Owing to the help of the Finnish linguist A.J. Sjögren, a member of the St Petersburg Academy of Sciences, Castren received a grant from the Academy that enabled him to carry out an extensive expedition to western and central Siberia and to Trans-Baikal land in 1845-1849. His traveling companion was the Finnish linguist J.R. Bergstadi. They stopped at Tobolsk, Samarovo, Surgut, Narym, Tomsk, Eniseisk, Turukhansk, and Tolstoi Nos (the northernmost place they visited at the Bay of Enisei), in the regions of Minusinsk and Kansk, at Irkutsk, Kiakhta, Nerchinsk, and several other places. They studied the Khanty, Sel'kup, Ket, Nganasan, Siberian-Tatar, Tungus, and Buryat languages and ethnologies. Castren had prepared the grammar of the Khanty language by 1849. From 1849 to 1851, Castren was an adjunct at the St Petersburg Academy of Sciences while living in Helsinki so that he could systematize the linguistic and ethnographic material collected at the expedition. He published his dissertation on the comparison of the Finno-Ugric, Samoyed, Turkic-Mongolian, and Tungus languages, De affixis personalibus linguarum Altaicarum, in 1849. This allowed him to apply for the post of a professor of the Finnish language and literature at the University of Helsinki in 1850 (he was appointed to the post in 1851).

The material collected by Castren was posthumously edited by the Baltic-German linguist F.A. von Schiefner, a member of the St Petersburg Academy of Sciences, and published in a 12-volume series entitled M.A. Castrens Nordische Reisen und Forschungen (1853-1862). It contains the Khanty grammar, the grammars, and dictionaries of the Samoed languages, the grammars of the Tungus, Buryat, Koibal, Karagassian, and Ket languages, travel accounts, letters, lectures on Finnic mythology, and the ethnology of the Ural-Altaic people and other items.

Castren developed on the theory of the affinity of the Uralic and Altaic languages put forward by the Baltic-German linguist F.J. Wiedemann, a member of the St Petersburg Academy of Sciences since 1858. However, only the kinship of the Finno-Ugric and the Samoyed languages was proven. Castren's contribution is particularly remarkable in the profound investigation of the unknown to Europe, the Samoyed, Turkic-Mongolian, and Tungus languages. Before Castren, many Siberian languages (except the Iakutian and Mandzhurian literary languages) were unknown to Europeans.
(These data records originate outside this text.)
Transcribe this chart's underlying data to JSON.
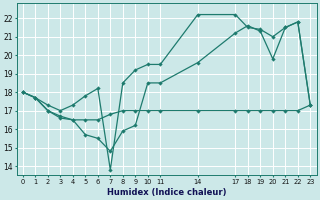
{
  "xlabel": "Humidex (Indice chaleur)",
  "bg_color": "#cce8e8",
  "grid_color": "#ffffff",
  "line_color": "#1e7b6e",
  "xlim": [
    -0.5,
    23.5
  ],
  "ylim": [
    13.5,
    22.8
  ],
  "xticks": [
    0,
    1,
    2,
    3,
    4,
    5,
    6,
    7,
    8,
    9,
    10,
    11,
    14,
    17,
    18,
    19,
    20,
    21,
    22,
    23
  ],
  "yticks": [
    14,
    15,
    16,
    17,
    18,
    19,
    20,
    21,
    22
  ],
  "line1_x": [
    0,
    1,
    2,
    3,
    4,
    5,
    6,
    7,
    8,
    9,
    10,
    11,
    14,
    17,
    18,
    19,
    20,
    21,
    22,
    23
  ],
  "line1_y": [
    18.0,
    17.7,
    17.0,
    16.7,
    16.5,
    16.5,
    16.5,
    16.8,
    17.0,
    17.0,
    17.0,
    17.0,
    17.0,
    17.0,
    17.0,
    17.0,
    17.0,
    17.0,
    17.0,
    17.3
  ],
  "line2_x": [
    0,
    1,
    2,
    3,
    4,
    5,
    6,
    7,
    8,
    9,
    10,
    11,
    14,
    17,
    18,
    19,
    20,
    21,
    22,
    23
  ],
  "line2_y": [
    18.0,
    17.7,
    17.0,
    16.6,
    16.5,
    15.7,
    15.5,
    14.8,
    15.9,
    16.2,
    18.5,
    18.5,
    19.6,
    21.2,
    21.6,
    21.3,
    19.8,
    21.5,
    21.8,
    17.3
  ],
  "line3_x": [
    0,
    1,
    2,
    3,
    4,
    5,
    6,
    7,
    8,
    9,
    10,
    11,
    14,
    17,
    18,
    19,
    20,
    21,
    22,
    23
  ],
  "line3_y": [
    18.0,
    17.7,
    17.3,
    17.0,
    17.3,
    17.8,
    18.2,
    13.8,
    18.5,
    19.2,
    19.5,
    19.5,
    22.2,
    22.2,
    21.5,
    21.4,
    21.0,
    21.5,
    21.8,
    17.3
  ]
}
Castren was the first linguist to study several of them, such as the Khanty, Sel'kup, Ket, Nganasan, Siberian-Tatar, Tungus, and Buryat languages. In addition, he proved that the last-mentioned language had affinity with Mongolian, Turkic, as well as Finno-Ugric languages. A great number of ethnographical data supported Castren's theory of the affinity of the Ural-Altaic languages. The principal conclusion of Castren's theory was that pro alutina-tion, personal affixes, toponymy, and similar ethnography (e.g., nomadism, exogamy) were the features indicating the affinity of the Ural-Altaic languages. Castren supposed that the initial home of the Ural-Altaic languages was the Altai.